The wonderful OT taught me square breathing, physical relaxation [tensing and relaxing different muscle groups] and mental relaxation [walking in fields or my girlfriend and myself in the Maldives!]. This is a coping strategy that has helped me to deal with my anxiety that I get when I am starting to feel unwell.
And another great OT – yes there are many professionals who do help lots! - taught me approximately a dozen methods of combating my auditory hallucinations.
I must mention at this point that I am a trombone player of 30 years now. If I don’t employ any of the techniques that I learned, the only times I don’t have the hallucinations are when I’m sleeping or when I am playing my trombone. When stress increases they become louder – at times they are screaming at me - but I have learnt to cope with them and can feel well despite them. Also, to go back to sleep deprivation – the voices can become hell as my sleep becomes less but with education I now understand what is happening and can tell myself that its not surprising that I’m feeling this way after only sleeping 4 hours in the last 60!
Self Advocacy
I have been constantly given the message that healthcare professionals are the experts and the only people who know about my illness.
When I asked one consultant could he explain my condition to me and how the various meds I was prescribed worked, he told me he didn’t think I was of the intelligence to understand what he would be explaining to me!

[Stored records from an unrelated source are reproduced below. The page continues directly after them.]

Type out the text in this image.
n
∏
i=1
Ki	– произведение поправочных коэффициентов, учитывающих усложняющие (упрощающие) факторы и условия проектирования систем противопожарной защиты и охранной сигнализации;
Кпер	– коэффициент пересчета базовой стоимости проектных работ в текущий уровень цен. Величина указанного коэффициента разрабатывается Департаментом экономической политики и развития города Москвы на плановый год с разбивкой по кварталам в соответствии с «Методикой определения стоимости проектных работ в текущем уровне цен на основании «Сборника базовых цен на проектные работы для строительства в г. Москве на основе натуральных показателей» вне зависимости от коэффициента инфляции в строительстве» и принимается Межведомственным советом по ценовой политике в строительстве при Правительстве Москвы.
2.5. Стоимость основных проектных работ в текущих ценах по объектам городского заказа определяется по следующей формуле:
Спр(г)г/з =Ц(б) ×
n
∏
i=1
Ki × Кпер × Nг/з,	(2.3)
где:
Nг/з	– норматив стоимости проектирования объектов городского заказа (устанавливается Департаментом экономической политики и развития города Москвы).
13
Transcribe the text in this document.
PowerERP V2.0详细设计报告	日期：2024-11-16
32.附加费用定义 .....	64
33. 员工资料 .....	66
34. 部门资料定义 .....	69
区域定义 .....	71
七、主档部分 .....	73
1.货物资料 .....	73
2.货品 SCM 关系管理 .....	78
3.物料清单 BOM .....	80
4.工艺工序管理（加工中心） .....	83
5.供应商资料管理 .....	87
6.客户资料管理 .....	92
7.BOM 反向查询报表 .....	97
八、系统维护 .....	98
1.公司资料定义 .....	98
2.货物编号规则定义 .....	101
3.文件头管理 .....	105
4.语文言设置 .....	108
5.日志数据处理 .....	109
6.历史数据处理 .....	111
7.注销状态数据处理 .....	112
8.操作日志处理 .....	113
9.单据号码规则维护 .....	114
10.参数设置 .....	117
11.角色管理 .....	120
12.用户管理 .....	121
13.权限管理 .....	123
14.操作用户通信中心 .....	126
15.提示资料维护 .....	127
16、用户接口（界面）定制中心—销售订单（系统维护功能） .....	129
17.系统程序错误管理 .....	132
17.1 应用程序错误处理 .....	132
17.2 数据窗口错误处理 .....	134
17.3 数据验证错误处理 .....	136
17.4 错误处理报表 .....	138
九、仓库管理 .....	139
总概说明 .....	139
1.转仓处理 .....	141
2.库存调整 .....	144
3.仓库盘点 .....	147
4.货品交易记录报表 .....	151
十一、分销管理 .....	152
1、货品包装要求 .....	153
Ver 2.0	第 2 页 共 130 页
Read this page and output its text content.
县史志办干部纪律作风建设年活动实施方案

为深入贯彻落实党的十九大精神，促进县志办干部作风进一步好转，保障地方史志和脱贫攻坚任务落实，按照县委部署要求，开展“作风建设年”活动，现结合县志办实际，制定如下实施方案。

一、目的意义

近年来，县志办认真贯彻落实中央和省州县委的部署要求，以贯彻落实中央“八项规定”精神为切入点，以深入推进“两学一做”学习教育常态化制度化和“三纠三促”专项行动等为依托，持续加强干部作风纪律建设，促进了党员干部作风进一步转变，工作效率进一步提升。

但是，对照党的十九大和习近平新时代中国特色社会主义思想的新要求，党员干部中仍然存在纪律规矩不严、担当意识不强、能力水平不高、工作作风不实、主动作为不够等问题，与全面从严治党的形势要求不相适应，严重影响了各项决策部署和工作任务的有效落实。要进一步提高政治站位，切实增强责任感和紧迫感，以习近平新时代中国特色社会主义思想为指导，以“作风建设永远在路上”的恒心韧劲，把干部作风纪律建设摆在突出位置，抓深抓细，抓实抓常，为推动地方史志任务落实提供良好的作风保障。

My first job was working at Unilever research doing research chemistry – including biochemistry and organic chemistry!!
How things can change! I am now referred to as an ‘expert by experience’ - my opinion is sought because of my 21 years experience of the healthcare system and my relationship with my consultant psychiatrist, CPN, OT, social worker, key worker in day services is more of a partnership than a professional expert versus patient one. I am listened to more and this has empowered me. People now recognise my expertise regarding my experience of bi-polar disorder – my experience is my own and I am the expert on my own journey!
Support
In the first stages of bi-polar disorder you lose many if not all of your friends – it’s easier for them that way.
I’m lucky! During the 21 years of my illness I couldn’t have been more supported by my family who have been, and continue to be, excellent in that respect.
I am now beginning to rebuild my network of friends. Mary Ellen Copeland [who has a bi-polar disorder and who conceived the concept of Wellness recovery Action Planning] advocates a network of at least 5 people, at least one of whom should be able to offer support at any one time. It’s important to be able to talk to someone if you need to but also to share a laugh, go to the gym or just hang out. For me this is ongoing.